Improving Genomic Models via Task-Specific Self-Pretraining
Sohan Mupparapu, Parameswari Krishnamurthy, Ratish Puduppully

TL;DR
This paper proposes a task-specific self-pretraining approach for DNA language models, which achieves comparable or better performance than full genome pretraining while being more resource-efficient, offering a practical alternative for genomic modeling.
Contribution
It introduces a self-pretraining method on task-specific data for DNALMs, demonstrating competitive performance with reduced computational costs.
Findings
Self-pretraining matches or exceeds scratch training performance.
Task-specific pretraining is more compute-efficient.
Genome-scale pretraining still yields higher absolute performance.
Abstract
Pretraining DNA language models (DNALMs) on the full human genome is resource-intensive, yet often considered necessary for strong downstream performance.

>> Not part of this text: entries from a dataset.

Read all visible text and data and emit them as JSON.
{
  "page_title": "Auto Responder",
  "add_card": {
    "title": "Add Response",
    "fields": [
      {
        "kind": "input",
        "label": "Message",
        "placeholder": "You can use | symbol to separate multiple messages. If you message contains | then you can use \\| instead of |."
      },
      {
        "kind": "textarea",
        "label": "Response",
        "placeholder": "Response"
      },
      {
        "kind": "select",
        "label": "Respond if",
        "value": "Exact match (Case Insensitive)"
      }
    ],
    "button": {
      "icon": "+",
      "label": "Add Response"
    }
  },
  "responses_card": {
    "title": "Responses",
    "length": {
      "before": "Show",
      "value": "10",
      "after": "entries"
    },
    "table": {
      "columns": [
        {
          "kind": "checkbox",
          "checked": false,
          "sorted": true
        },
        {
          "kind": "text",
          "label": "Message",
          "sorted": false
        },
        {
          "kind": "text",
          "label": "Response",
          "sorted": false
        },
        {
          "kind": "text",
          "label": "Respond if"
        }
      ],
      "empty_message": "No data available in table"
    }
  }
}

Inspired by recent findings in NLP and long-context modeling, we explore an alternative: self-pretraining on task-specific, unlabeled data. Using the BEND benchmark, we show that DNALMs trained with self-pretraining match or exceed the performance of models trained from scratch under identical compute. While genome-scale pretraining may still offer higher absolute performance, task-specific self-pretraining provides a practical and compute-efficient strategy for building stronger supervised baselines.